Epson has just revealed a new chip that will be a massive boost to GPS navigation and the hot topic location-based services revolution. The Infineon XPOSYS is a next-generation assisted-GPS system, and it's the world's smallest at just 3mm on each side.
The XPOSYS PMB 2540 measures just 2.8mm by 2.9mm, and according to Epson that makes it 25% smaller than other a-GPS systems on the market. According the Epson, the device is designed to consume half as much power as its competitor chips, and has boosted sensitivity so it can more accurately locate itself when its used in an indoors or street level environment. Furthermore, tight component integration means there's a reduced need for external components--possibly as few as nine--to make a full-functioning GPS system. That will make for smaller and cheaper GPS units.
And the low external component count and power consumption also implies the XPOSYS chip may find its way into far more devices than simple GPS navigation boxes and smartphones There are already camera's with integrated GPS for geotagging, but this chip simplifies that process.

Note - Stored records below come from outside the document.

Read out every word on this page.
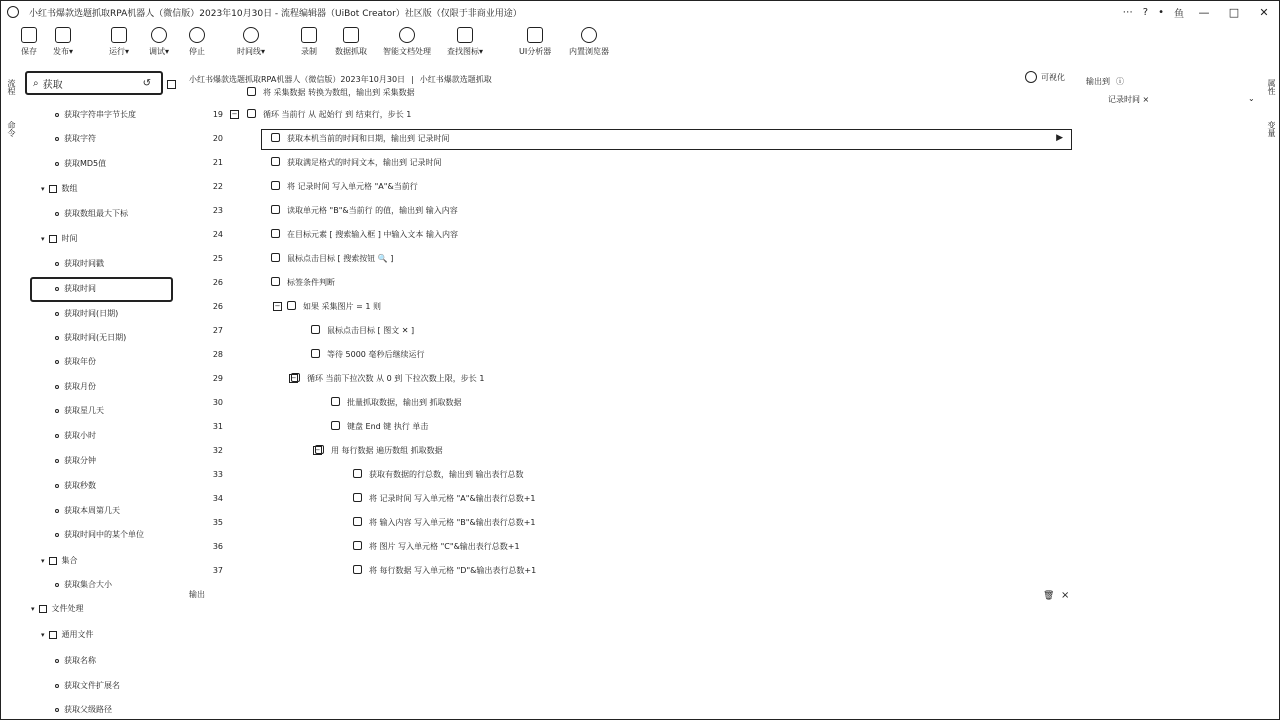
小红书爆款选题抓取RPA机器人（微信版）2023年10月30日 - 流程编辑器（UiBot Creator）社区版（仅限于非商业用途）	⋯ ? • 鱼	—	□	✕
保存 发布▾	运行▾ 调试▾ 停止	时间线▾	录制 数据抓取 智能文档处理 查找图标▾	UI分析器 内置浏览器
流程
命令
属性
变量
⌕ 获取	↺
获取字符串字节长度
获取字符
获取MD5值
▾ 数组
获取数组最大下标
▾ 时间
获取时间戳
获取时间
获取时间(日期)
获取时间(无日期)
获取年份
获取月份
获取星几天
获取小时
获取分钟
获取秒数
获取本周第几天
获取时间中的某个单位
▾ 集合
获取集合大小
▾ 文件处理
▾ 通用文件
获取名称
获取文件扩展名
获取父级路径
小红书爆款选题抓取RPA机器人（微信版）2023年10月30日 | 小红书爆款选题抓取	可视化	输出到 ⓘ
记录时间 ×	⌄
▶
将 采集数据 转换为数组，输出到 采集数据
19 −	循环 当前行 从 起始行 到 结束行，步长 1
20	获取本机当前的时间和日期，输出到 记录时间
21	获取满足格式的时间文本，输出到 记录时间
22	将 记录时间 写入单元格 "A"&当前行
23	读取单元格 "B"&当前行 的值，输出到 输入内容
24	在目标元素 [ 搜索输入框 ] 中输入文本 输入内容
25	鼠标点击目标 [ 搜索按钮 🔍 ]
26	标签条件判断
26	−	如果 采集图片 = 1 则
27	鼠标点击目标 [ 图文 ✕ ]
28	等待 5000 毫秒后继续运行
29	− 循环 当前下拉次数 从 0 到 下拉次数上限，步长 1
30	批量抓取数据，输出到 抓取数据
31	键盘 End 键 执行 单击
32	− 用 每行数据 遍历数组 抓取数据
33	获取有数据的行总数，输出到 输出表行总数
34	将 记录时间 写入单元格 "A"&输出表行总数+1
35	将 输入内容 写入单元格 "B"&输出表行总数+1
36	将 图片 写入单元格 "C"&输出表行总数+1
37	将 每行数据 写入单元格 "D"&输出表行总数+1
输出	🗑 ×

Imagine the future of this chip: Cropping up in location-aware animated T-shirts, or even wedding ring sized navigation units.
Beyond geolocation though, there's even potential for positional tracking. Such a small chip, combined with the world's smallest fuel cell l (also 3mm on a side) and a single chip GSM unit, along with a thimbleful of electronic components could easily make spy movie-like mini tracking units cheaply and simply.
Maybe we're actually entering an age where nearly everything you own knows its location, where it will be next, and will be able to tell you--and others all about it. That's either a wonderfully enabling technology--it'll certainly be a great day when no one will have to madly hunt for their lost car keys--or a creepily Orwellian one.